The future growth of numerous Columbia County schools might rest with voters on Tuesday.
Along with candidates for political office, listed on the primary ballot will be a question asking voters to renew a 1 percent sales tax for education and approve a $45 million bond referendum.
Sales tax dollars can be used only for capital improvements, such as new construction, some remodeling efforts or purchasing items such as school buses and computers.
School officials are projecting to raise as much as $148.6 million through the penny tax.
Rather than create new schools as previous sales tax packages have done, the one proposed for 2012-17 will upgrade and rebuild existing schools.
The plan calls for building larger versions of Columbia Middle, Evans Elementary, Martinez Elementary and the system's alternative school in Grovetown to meet the demands of the growing school system.
Much of the money from the bond referendum, which would be repaid with sales tax proceeds, would be used to pay for construction of a new Columbia Middle School.
The school would be relocated between Hereford Farm and Belair roads on Columbia Road, and its capacity would be increased from 38 classrooms to 51. The $20 million school could hold as many as 1,100 pupils and relieve overcrowding at Evans Middle.
Once the new school opens in 2012, the former site would be used to expand the system's Nutrition and Transportation departments. Its gym would be used as a warehouse.

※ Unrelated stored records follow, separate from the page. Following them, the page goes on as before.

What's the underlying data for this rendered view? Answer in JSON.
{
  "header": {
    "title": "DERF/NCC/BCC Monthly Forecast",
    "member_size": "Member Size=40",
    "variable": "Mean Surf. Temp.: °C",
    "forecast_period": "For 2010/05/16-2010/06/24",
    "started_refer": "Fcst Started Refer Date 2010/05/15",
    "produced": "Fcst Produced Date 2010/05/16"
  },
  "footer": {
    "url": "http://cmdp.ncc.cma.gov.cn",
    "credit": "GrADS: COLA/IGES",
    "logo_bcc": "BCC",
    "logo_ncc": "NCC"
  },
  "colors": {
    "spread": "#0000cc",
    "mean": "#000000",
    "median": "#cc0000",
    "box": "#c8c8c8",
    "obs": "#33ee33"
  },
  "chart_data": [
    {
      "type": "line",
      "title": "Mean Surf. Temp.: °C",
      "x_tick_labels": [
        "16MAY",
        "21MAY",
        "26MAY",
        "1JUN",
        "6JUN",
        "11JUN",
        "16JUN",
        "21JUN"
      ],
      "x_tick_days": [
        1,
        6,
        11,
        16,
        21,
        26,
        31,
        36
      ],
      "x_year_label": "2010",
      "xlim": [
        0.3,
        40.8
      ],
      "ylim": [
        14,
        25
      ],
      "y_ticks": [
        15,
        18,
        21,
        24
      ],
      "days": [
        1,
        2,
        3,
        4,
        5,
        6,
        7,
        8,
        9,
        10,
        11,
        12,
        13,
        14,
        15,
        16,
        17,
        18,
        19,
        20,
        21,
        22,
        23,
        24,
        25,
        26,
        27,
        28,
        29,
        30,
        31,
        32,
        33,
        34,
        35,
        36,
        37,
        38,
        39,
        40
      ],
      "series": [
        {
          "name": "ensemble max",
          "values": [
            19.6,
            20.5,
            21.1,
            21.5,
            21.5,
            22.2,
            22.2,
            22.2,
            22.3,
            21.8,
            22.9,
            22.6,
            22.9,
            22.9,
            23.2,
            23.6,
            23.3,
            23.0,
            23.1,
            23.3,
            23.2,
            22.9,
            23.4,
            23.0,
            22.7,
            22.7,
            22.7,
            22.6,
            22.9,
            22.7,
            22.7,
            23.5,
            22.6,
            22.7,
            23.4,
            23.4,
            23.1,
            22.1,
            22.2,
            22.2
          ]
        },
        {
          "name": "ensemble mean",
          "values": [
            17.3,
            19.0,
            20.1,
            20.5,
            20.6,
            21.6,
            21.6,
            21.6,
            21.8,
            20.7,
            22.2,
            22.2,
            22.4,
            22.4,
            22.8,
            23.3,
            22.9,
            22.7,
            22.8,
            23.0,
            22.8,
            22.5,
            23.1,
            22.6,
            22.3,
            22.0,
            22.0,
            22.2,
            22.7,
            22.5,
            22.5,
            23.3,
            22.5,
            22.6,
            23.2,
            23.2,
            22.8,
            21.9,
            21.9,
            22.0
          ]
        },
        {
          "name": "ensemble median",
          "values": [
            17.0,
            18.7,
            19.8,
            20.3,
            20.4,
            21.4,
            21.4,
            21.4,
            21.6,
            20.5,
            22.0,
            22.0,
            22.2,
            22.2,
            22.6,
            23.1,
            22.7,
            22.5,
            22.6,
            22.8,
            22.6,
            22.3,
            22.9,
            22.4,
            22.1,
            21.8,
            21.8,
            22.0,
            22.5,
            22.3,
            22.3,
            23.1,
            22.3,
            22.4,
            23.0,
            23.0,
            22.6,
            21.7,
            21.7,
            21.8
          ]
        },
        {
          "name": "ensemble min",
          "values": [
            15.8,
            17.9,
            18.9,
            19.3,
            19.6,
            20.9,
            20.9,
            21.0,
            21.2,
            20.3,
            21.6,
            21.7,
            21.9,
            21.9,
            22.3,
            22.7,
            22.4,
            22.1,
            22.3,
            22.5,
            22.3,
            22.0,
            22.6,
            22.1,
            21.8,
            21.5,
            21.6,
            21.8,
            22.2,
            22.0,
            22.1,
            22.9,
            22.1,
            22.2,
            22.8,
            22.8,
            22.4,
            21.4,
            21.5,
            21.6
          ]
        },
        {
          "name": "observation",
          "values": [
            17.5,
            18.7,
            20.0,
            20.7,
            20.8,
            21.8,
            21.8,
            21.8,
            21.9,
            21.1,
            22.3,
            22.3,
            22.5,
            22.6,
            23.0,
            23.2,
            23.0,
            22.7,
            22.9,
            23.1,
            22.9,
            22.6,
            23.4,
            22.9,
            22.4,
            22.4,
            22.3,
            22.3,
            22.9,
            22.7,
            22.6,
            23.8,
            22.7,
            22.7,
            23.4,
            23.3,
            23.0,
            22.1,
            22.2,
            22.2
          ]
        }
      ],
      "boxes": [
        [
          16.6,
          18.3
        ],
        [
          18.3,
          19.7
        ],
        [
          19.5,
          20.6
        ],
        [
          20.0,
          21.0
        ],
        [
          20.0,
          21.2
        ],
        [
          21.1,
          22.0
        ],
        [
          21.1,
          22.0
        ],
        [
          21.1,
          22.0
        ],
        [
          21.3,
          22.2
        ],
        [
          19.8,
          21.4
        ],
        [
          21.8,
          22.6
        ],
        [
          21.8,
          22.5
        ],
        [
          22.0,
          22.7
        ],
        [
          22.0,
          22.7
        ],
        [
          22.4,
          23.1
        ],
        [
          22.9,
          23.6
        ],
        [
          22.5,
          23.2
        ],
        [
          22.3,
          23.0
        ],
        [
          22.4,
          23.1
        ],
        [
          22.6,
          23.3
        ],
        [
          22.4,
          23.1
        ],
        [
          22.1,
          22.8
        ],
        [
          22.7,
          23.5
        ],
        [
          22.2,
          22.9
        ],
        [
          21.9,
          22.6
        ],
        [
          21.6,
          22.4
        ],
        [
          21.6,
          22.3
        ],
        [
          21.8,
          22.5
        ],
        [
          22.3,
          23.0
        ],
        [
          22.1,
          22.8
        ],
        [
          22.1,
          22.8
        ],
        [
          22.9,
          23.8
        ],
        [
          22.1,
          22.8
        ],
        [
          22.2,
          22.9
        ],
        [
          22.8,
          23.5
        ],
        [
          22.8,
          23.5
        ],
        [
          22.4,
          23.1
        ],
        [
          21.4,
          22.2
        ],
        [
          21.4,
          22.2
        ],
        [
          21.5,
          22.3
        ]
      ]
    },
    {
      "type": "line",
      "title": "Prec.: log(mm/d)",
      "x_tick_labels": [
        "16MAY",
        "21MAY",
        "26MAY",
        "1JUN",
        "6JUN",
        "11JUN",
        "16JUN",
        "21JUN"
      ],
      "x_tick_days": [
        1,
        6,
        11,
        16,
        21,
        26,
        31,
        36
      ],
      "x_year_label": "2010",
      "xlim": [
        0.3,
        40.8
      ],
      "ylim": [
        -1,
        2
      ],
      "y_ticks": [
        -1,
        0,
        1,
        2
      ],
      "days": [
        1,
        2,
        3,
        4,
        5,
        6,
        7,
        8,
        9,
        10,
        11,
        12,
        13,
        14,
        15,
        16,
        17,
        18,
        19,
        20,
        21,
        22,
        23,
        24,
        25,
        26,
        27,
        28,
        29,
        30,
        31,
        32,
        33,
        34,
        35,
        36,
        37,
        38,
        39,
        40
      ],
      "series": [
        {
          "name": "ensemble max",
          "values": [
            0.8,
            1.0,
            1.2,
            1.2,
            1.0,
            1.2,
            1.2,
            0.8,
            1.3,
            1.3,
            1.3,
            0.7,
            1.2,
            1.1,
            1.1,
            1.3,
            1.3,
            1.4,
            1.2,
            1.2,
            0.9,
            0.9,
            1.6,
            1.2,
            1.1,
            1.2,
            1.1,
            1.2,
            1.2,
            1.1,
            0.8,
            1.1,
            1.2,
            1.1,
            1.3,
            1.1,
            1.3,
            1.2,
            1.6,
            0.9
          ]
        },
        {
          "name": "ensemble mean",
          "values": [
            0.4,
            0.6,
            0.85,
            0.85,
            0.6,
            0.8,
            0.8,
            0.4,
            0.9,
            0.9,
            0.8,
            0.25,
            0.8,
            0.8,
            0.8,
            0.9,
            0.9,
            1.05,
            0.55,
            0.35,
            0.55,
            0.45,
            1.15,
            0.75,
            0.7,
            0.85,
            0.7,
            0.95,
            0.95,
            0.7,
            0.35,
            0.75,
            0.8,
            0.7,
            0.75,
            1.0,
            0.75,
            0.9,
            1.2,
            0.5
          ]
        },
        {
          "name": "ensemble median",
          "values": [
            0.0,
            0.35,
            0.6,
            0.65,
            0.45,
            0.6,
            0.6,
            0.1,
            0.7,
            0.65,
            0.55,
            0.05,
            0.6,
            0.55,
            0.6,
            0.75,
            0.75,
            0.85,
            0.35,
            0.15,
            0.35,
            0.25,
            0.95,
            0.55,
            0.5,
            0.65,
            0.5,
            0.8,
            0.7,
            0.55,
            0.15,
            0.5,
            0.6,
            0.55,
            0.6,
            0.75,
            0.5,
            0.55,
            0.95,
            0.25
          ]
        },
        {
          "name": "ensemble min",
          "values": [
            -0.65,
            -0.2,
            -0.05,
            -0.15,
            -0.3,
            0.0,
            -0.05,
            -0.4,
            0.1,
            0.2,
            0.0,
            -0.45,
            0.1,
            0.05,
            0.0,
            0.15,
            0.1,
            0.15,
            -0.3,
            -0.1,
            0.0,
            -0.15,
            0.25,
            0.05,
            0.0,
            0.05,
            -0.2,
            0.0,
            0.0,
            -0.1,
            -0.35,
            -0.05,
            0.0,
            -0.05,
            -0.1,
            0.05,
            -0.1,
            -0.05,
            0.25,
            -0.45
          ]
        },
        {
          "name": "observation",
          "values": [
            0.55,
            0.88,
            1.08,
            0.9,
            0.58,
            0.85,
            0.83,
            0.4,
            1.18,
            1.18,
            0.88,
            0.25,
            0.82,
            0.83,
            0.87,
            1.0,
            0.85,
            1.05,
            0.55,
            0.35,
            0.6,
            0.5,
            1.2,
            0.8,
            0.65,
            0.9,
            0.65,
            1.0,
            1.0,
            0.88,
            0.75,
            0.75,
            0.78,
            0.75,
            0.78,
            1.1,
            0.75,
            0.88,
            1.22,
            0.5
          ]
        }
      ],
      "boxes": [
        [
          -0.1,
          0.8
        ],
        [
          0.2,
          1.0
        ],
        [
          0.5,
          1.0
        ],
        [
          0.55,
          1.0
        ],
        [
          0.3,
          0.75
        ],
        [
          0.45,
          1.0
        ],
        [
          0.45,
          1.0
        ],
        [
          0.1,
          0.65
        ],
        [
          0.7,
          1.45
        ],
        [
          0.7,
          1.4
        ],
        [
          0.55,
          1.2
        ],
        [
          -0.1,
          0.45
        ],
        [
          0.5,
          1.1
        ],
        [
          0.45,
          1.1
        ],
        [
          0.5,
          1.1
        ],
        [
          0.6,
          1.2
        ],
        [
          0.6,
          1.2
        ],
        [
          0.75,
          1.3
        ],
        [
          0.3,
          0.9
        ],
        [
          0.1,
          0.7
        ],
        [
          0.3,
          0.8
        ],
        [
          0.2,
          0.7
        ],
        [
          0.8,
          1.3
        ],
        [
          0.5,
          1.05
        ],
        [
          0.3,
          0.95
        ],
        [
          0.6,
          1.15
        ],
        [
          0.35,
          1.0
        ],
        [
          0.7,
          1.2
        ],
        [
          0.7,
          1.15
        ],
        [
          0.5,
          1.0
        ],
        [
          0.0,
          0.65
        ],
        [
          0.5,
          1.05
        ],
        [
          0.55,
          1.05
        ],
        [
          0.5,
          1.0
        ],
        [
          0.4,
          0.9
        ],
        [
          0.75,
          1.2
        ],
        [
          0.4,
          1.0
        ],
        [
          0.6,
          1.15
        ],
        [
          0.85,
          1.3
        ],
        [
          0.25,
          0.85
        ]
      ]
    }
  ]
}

Once Evans and Martinez elementary schools open sometime between 2012 and 2014, Bel Air Elementary would be shut down. Those pupils would be split between the larger Evans and Martinez schools.
The Bel Air property, which is on a growing commercial corridor on North Belair Road, would be sold.
The new schools would cost up to $12.5 million to build.
Also included in the first building phase of the sales tax proposal is a new alternative school at its site in Grovetown.
The $2.5 million project would allow for 24 classrooms, many of which also would be used for vocational studies with students attending from all area high schools. That location would give vocational students easy access to an Augusta Technical College campus on Horizon South Parkway.
The second construction phase of the project would include rebuilding North Columbia and North Harlem elementary schools at about $10.5 million each.
Phase three calls for the construction of a new Harlem Middle at $20 million and South Columbia Elementary at $10.5 million.
Projects also likely to be included in the sales tax referendum are buying buses, upgrading auditoriums, upgrading athletic facilities, roofing projects and paying off about $37 million in debt.